The plot quickly went awry. The three Mexicans were in such a hurry that they made it across the border and ditched the Silverado after a day’s hard drive. But the soldier waited three days to file a claim with his insurance company.
By that time, his abandoned Chevy had been recovered by local police and turned over to U.S. authorities at the border.
“I called our special investigations unit in Washington and said, ‘You might want to talk to this guy about the claim,’ ” said Tom Downey, a supervisory special agent with the crime bureau’s San Diego office. “He admitted he gave them the keys to his car and asked them to dump it.”

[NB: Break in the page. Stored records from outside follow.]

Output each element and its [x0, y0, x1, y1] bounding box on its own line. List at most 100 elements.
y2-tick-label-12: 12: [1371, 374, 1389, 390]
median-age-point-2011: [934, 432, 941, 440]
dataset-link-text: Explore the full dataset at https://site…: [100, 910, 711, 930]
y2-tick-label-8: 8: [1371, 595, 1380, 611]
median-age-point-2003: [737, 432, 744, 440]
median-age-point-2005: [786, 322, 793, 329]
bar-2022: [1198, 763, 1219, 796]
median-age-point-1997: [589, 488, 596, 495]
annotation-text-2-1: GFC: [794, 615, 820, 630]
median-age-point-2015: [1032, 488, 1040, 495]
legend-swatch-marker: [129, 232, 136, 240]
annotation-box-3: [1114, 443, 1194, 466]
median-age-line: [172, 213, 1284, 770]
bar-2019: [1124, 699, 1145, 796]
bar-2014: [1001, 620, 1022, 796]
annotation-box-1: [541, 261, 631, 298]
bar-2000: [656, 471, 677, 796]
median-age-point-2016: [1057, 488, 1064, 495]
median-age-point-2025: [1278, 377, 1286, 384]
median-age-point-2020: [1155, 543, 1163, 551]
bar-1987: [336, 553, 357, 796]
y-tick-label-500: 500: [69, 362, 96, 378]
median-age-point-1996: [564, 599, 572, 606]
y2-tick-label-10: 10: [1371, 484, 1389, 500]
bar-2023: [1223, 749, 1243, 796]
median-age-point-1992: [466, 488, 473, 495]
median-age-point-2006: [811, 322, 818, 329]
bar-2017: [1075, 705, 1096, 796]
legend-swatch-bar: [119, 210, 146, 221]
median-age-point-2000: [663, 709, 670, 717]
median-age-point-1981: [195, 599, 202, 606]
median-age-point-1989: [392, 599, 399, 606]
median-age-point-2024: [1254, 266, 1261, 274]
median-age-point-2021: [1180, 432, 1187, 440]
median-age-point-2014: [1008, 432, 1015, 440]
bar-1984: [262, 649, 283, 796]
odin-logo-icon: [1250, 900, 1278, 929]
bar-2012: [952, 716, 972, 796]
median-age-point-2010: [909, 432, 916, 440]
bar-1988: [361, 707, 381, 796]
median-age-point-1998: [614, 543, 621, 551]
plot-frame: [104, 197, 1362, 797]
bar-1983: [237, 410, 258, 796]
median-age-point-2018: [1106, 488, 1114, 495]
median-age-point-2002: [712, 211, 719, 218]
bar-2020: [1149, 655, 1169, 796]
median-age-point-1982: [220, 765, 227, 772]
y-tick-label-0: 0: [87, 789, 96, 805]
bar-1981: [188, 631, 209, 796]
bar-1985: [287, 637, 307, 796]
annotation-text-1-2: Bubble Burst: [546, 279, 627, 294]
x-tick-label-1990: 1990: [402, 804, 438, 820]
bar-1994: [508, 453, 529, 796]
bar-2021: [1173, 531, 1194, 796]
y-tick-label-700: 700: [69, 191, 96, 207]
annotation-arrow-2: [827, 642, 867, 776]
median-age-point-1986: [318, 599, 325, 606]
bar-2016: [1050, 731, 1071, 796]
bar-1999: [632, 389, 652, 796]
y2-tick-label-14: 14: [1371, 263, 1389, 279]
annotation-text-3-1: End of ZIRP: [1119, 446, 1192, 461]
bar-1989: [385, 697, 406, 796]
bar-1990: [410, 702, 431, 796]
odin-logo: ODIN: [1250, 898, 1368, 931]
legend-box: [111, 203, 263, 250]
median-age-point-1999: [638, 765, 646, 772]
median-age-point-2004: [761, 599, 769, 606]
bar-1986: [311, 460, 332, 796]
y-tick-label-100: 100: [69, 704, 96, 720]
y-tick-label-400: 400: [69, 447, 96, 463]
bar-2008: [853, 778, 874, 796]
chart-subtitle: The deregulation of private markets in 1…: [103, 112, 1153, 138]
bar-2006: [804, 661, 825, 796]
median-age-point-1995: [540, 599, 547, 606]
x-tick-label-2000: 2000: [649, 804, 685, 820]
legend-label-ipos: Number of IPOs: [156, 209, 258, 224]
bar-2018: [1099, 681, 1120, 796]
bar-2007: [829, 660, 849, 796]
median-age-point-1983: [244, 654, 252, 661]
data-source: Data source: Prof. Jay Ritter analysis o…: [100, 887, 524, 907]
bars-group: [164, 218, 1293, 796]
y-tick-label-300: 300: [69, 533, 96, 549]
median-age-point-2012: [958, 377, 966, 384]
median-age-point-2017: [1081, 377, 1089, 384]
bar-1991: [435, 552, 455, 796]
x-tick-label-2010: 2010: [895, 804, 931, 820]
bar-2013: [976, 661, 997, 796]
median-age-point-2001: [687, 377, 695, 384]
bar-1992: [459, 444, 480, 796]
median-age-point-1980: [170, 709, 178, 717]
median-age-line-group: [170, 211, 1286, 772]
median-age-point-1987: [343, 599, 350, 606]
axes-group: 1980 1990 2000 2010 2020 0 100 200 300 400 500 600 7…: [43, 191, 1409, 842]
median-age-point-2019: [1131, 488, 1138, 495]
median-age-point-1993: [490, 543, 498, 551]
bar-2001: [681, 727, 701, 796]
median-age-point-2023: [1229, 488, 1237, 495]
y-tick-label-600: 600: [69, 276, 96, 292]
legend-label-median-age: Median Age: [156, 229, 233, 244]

The soldier, whose name was withheld by investigators, never got charged with a crime but wound up paying thousands of dollars to get his car back, Downey said.
The enlisted man is one of a growing group of motorists from all economic classes trying to cut their automotive costs, Downey said.
“If they owe $10,000 and can only sell the vehicle for $7,000, they’ll still owe $3,000 and have to buy another [cheaper] vehicle,” he said. “So, people find themselves in tight spots and are making foolish decisions.”
On May 2, police arrested Matthew A. Riddle Sr., 36, and his mother, Lydia Riddle, 56, of Stockton, as well as a Sacramento man, John D. Vier, 32, on suspicion of insurance fraud, felony arson, conspiracy and false reporting of a crime.
The suspects face possible prison terms and thousands of dollars in fines for allegedly conspiring to have Vier burn Matthew Riddle’s 1998 Ford Expedition in a San Joaquin Valley orchard in hopes of collecting a $10,000 insurance claim.
The arrests came after a witness tipped off the Sacramento County Urban Insurance Fraud Task Force, one of dozens of interagency law enforcement groups around the state that are financed by a surcharge on auto insurance premiums.
Owners desperate enough to burn or ditch their own cars are asking for trouble, warned John Standish, the automobile insurance fraud bureau chief for the California Department of Insurance.
If caught, “they’re still saddled with settling the debt even though the car is not drivable,” he said, plus they could wind up with a felony conviction for insurance fraud and a sentence of as many as five years in prison.
Any scheme to commit auto insurance fraud usually involves conspiracy, said Mike McKee, a crime bureau special agent who covers all of Southern California. “Family and friends are involved,” he said. “It’s not a spur-of-the-moment thing because there’s a lot of criminal intent and forethought.”
Owner give-ups fall into two categories, McKee said. The most common is the amateur job, which usually involves the owner and a couple of relatives or friends. Professional rings charge a car owner as much as $500. The car or truck is either driven to Mexico for resale on the black market or taken to a “chop shop” to be stripped of its most valuable parts. Owners are instructed to wait three days before filing a stolen-car report.
One thing the professionals never do is set the cars on fire, McKee said. They want the money from the resale, and they want to keep as low a profile as possible.
“It doesn’t make sense for crooks to risk a felony charge by stealing a car, taking it to the desert to torch it and walking home,” he said, noting that law enforcement presence in the desert has grown as part of a campaign against illegal immigration.
Most amateur owner give-ups “make no sense in the real world,” McKee said, citing the recent case of Don and Orlando. (Investigators asked that full names not be used while the case remains open.)
Don, who lived in the Inland Empire, was $1,400 behind on payments and had just lost his job. He allegedly paid Orlando $300 to drive the car out to the desert and burn it.
Before taking the keys, Orlando threw his daughter’s bicycle into the back of the vehicle for the long ride home, McKee said, reading from the case file.
Such cases usually lead to confessions and convictions, especially when somebody comes back smelling like gas, with singed eyebrows, McKee said.